Fast Debromination of Decabromodiphenyl Ether by Low-Cost Ball Milled Pyrite: Kinetics, Mechanisms, and Pathways

Abstract

The large-scale remediation of polybrominated diphenyl ethers (PBDEs) is often limited by the high manufacturing costs of conventional reductants. We developed a cost-effective method to synthesize submicron pyrite (FeS₂^bm) through simple ball milling of inexpensive pyrite. The mass-normalized removal rate constant of FeS₂^bm for BDE-209 reached 1.6 mg min^–1 g^–1, surpassing previously reported reductants. Ball milling reduced the particle size to 13% of pristine pyrite and increased the specific surface area by 17-fold while removing the oxide layer without altering the crystal structure.
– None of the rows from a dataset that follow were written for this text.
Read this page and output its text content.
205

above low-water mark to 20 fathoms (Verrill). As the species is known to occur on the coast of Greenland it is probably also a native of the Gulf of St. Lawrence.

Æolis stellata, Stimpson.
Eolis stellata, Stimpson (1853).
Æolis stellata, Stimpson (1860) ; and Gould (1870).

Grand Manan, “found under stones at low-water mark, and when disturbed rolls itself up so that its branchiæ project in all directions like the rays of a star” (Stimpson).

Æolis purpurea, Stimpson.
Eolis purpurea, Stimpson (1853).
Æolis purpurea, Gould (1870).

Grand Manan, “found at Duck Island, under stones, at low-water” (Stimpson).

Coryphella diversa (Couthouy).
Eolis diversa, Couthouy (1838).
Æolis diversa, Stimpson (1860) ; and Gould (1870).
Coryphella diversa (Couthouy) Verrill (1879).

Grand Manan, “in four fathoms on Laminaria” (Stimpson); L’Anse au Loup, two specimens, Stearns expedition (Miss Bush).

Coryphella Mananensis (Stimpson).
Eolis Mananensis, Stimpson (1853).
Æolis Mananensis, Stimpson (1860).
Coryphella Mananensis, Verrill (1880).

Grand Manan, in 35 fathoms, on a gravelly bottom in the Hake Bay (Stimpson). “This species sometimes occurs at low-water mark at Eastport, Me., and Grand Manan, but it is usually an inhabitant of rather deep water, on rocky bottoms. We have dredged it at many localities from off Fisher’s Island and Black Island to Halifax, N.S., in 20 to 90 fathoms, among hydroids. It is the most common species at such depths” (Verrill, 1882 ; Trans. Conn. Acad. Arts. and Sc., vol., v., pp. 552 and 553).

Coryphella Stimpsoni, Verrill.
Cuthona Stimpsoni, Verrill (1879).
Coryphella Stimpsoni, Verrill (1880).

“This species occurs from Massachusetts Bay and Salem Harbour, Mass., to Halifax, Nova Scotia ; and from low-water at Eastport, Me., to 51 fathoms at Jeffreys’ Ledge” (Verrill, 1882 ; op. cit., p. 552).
The electron transfer capacity of pyrite improved, and kinetic studies showed a positive correlation between the rate constants for BDE-209 removal and milling time, with strong correlations (R² > 0.97) observed among rate constant, pH, debromination rate, and iron-dissolution rate. Mechanistic investigations indicated that degradation occurred primarily via adsorbed Fe(II) and dissolved Fe²⁺. Analysis of degradation products indicated a maximum debromination depth of hexa-BDEs, with predominant products distributed in the hepta-BDE to octa-BDE range, possibly exhibiting higher toxicity. Comparative cost analysis showed that the manufacturing cost of FeS₂^bm is only 1/303 of that of nanoscale zerovalent iron (nZVI). High removal efficiencies of BDE-209 by FeS₂^bm were achieved in groundwater matrices. Consequently, FeS₂^bm emerges as a promising reductant for the cost-effective degradation of BDE-209, showcasing significant potential for practical applications.